Gucci coat and jewels by Alessandro Michele in the film “Eyes Wide Shut” by Stanley Kubrick

Mystery and opulence in “Eyes Wide Shut” (1999)

 

Surrounded by silhouettes wearing black capes and red, white, black and gold Venetian masks, a blonde-haired woman gives us a smouldering gaze. Dressed in a camel-coloured fur coat and layers of pearl necklaces covering her subtly revealing cleavage, her figure stands out in a dark scene that seems to evoke a ritual. We imagine her to be an alter ego of the Australian actress Nicole Kidman who starred in Stanley Kubrick’s enigmatic Eyes Wide Shut (1999), in which she played opposite the famous Tom Cruise, her husband at the time. This mystical fable, in which dream and reality merge to the point of suffocation, inspired Gucci’s creative director, Alessandro Michele, to create an outrageously glamourous outfit contrasting with the model’s cold beauty.

Gucci jacket and wool beret by Alessandro Michele in the film “Clockwork Orange” by Stanley Kubrick

Sheer madness in “Clockwork Orange” (1972)

 

Unquestionably Stanley Kubrick’s most controversial film, Clockwork Orange caused a wave of indignation when it was released in 1972. As shocking as it is fascinating, the film, adapted from an Anthony Burgess novel published ten years earlier, showcases the scandal and horror of violence through the character of Alex, a psychopath who weaknesses are cured through a treatment that consists of forcing him to watch unbearable images on a loop. A gangster film mixed with a moral fable and a cutting criticism of society in the early 70s, the film has gone down in history for its harshness – it was immediately rated 18 and censored in some English cinemas – but also for its style. In fact, the filmmaker, a master in the art of setting the scene, created a unique world in each of his movies. That is why he has left an indelible mark on popular culture, even leading to a type of architecture or design « à la Kubrick ». The style of the main character, elegant and androgynous, is an essential element of the film and is said to have inspired the singer David Bowie when he created his alter egos.
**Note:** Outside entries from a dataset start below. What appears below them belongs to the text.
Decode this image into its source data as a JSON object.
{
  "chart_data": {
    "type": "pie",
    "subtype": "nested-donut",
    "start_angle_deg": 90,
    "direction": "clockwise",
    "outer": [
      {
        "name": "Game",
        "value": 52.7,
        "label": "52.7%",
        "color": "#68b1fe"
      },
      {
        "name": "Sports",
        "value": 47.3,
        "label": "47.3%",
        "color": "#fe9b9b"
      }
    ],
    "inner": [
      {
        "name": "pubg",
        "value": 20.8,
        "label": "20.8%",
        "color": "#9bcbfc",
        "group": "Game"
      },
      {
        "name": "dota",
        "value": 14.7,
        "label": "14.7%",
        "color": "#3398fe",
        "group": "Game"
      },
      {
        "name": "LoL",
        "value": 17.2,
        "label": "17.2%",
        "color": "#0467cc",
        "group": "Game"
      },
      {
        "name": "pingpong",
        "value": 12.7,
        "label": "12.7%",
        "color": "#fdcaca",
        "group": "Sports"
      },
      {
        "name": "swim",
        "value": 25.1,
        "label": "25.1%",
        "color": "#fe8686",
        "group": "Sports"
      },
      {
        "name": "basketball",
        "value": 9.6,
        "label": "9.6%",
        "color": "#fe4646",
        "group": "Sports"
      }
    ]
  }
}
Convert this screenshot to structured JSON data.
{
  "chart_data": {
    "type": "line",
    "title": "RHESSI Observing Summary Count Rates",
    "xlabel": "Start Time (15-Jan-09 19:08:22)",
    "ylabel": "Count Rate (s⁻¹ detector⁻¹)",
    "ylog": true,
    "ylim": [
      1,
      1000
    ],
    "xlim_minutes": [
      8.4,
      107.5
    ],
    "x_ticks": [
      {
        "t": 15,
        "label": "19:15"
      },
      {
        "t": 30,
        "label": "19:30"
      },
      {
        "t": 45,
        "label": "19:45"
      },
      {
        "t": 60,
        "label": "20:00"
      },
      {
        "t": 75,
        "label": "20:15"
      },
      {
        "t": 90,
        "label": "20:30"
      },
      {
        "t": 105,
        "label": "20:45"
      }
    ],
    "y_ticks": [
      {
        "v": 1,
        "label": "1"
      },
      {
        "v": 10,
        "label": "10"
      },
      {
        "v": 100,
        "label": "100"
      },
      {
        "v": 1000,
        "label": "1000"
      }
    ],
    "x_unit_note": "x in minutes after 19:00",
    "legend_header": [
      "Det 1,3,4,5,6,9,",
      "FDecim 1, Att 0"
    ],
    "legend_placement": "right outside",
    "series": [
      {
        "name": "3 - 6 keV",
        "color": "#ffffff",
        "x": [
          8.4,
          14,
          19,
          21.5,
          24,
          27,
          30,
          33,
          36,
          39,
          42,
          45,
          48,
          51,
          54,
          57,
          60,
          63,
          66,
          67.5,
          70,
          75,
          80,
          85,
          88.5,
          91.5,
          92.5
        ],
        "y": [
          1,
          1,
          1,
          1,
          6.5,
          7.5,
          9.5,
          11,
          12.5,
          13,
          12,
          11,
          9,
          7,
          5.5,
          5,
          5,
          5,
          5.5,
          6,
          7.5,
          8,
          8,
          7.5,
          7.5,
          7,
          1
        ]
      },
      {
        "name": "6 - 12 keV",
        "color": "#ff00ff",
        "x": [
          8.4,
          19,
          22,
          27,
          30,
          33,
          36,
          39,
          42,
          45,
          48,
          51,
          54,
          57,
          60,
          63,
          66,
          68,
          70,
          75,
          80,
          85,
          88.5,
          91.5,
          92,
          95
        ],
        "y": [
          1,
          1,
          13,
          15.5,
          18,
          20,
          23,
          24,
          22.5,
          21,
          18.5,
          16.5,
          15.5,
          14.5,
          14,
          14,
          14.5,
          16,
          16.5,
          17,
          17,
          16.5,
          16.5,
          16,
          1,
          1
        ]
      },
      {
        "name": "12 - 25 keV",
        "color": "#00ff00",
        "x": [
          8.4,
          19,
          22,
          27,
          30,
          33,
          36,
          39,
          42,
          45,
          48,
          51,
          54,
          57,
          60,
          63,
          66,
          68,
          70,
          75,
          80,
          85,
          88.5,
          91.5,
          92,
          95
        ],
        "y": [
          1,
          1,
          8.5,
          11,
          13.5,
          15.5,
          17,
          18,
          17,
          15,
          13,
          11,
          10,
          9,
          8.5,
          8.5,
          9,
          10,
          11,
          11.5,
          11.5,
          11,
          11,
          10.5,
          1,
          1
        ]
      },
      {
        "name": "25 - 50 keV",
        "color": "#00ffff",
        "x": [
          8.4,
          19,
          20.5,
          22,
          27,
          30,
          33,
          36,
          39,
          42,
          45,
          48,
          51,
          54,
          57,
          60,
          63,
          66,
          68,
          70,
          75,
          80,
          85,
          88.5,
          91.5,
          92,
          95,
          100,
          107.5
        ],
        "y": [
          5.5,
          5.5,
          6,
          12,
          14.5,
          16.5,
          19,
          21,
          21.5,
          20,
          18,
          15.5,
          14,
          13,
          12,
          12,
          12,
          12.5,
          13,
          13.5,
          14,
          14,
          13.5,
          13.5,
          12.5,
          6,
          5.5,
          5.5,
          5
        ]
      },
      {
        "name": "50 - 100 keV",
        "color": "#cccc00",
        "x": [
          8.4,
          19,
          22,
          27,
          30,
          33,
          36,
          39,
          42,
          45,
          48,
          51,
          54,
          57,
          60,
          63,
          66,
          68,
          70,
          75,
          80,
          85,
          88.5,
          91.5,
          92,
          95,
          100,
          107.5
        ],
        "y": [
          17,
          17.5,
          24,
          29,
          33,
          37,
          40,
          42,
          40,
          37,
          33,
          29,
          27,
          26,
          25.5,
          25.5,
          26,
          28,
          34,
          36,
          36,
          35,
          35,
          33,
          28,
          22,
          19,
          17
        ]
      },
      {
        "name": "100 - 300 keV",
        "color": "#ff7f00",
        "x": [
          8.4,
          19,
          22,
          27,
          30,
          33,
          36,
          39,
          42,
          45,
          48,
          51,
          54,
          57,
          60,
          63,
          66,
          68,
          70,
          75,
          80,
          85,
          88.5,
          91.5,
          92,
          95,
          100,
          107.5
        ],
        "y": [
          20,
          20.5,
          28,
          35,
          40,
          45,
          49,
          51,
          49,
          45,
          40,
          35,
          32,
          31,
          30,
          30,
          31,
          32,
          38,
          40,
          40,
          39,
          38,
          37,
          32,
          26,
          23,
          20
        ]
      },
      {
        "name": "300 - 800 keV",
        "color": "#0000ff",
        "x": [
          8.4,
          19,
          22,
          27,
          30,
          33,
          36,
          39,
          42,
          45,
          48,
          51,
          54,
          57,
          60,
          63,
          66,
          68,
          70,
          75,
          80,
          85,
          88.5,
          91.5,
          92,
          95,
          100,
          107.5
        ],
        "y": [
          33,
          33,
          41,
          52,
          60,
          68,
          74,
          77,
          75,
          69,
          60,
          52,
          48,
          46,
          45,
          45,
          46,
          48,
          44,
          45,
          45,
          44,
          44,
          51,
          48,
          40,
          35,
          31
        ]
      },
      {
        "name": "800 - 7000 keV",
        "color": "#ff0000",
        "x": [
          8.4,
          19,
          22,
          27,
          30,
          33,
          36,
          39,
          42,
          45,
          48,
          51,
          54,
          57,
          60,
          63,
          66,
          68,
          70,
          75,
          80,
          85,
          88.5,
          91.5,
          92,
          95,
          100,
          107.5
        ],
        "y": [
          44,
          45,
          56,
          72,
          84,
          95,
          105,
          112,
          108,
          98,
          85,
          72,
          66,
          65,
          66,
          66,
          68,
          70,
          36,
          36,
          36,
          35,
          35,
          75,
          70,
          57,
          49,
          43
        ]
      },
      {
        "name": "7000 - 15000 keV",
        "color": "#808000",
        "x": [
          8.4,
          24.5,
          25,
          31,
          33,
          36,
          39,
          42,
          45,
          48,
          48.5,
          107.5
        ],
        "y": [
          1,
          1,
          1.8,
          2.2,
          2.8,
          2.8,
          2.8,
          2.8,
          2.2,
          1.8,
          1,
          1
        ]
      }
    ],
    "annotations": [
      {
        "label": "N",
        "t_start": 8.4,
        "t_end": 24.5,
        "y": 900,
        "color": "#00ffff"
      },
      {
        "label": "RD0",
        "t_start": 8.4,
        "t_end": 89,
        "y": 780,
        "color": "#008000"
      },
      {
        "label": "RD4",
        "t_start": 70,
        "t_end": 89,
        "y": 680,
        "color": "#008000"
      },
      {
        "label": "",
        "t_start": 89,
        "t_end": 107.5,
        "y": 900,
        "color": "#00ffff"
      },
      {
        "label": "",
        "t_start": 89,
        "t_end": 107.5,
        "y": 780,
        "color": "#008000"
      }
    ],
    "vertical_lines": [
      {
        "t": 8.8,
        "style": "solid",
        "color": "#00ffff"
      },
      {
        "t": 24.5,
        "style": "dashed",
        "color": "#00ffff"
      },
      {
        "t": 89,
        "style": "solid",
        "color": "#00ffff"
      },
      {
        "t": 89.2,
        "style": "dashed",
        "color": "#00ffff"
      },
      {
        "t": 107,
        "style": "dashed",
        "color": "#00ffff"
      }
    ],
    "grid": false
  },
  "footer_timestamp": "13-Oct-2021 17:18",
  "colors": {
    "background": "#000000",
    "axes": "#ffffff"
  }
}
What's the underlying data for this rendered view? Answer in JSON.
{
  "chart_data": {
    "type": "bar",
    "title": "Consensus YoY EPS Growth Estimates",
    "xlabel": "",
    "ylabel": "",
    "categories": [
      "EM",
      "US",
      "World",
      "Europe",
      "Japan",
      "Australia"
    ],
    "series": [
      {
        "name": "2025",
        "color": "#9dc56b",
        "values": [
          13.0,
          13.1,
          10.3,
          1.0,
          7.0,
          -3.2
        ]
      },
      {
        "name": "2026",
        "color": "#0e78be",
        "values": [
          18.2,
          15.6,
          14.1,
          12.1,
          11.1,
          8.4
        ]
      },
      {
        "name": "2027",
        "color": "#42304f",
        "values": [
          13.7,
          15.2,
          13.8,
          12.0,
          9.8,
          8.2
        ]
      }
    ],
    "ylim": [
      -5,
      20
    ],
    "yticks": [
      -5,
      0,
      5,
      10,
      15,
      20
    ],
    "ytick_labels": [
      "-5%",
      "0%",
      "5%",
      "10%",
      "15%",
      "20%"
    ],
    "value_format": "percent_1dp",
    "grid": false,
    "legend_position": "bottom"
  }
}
It is therefore quite natural that Alessandro Michele drew on the scenes where Alex reaches the climax of dementia, wide-eyed but still impeccably dressed, in a white velvet suit, braces and bowler hat, as he takes his comrades on a one-way trip into the depths of madness…

Gucci dress by Alessandro Michele in the film “2001: A Space Odyssey” by Stanley Kubrick

Metaphysical journey in « 2001: A Space Odyssey”

 

In the superb metaphysical science fiction film 2001: A Space Odyssey, one of Stanley Kubrick’s masterpieces, astronauts embark on a journey to Jupiter in the spacecraft Discovery One, following a signal from a monolith that was discovered on the Moon. In the final part of the film, we follow the adventures of astronaut David Bowman « beyond the infinite ». Gucci’s creative director Alessandro Michele replays this iconic scene by placing a female figure in a green tulle evening gown in the cold, futuristic white setting of the cult film. The journey beyond the infinite then becomes a journey to the end of the night. Alessandro Michele discussed this poetic encounter in a press release: « And the dreamiest evening dress dangled in soft tulle ruches bursts into the aseptic and dystopian space of 2001: A Space Odyssey. This situationist game mixes historical plans, references, experiences. The past explodes into the present. Everything can become anything, or something else. As in that famous scene of Kubrick’s masterpiece, where the bone turns into a spaceship. As in life.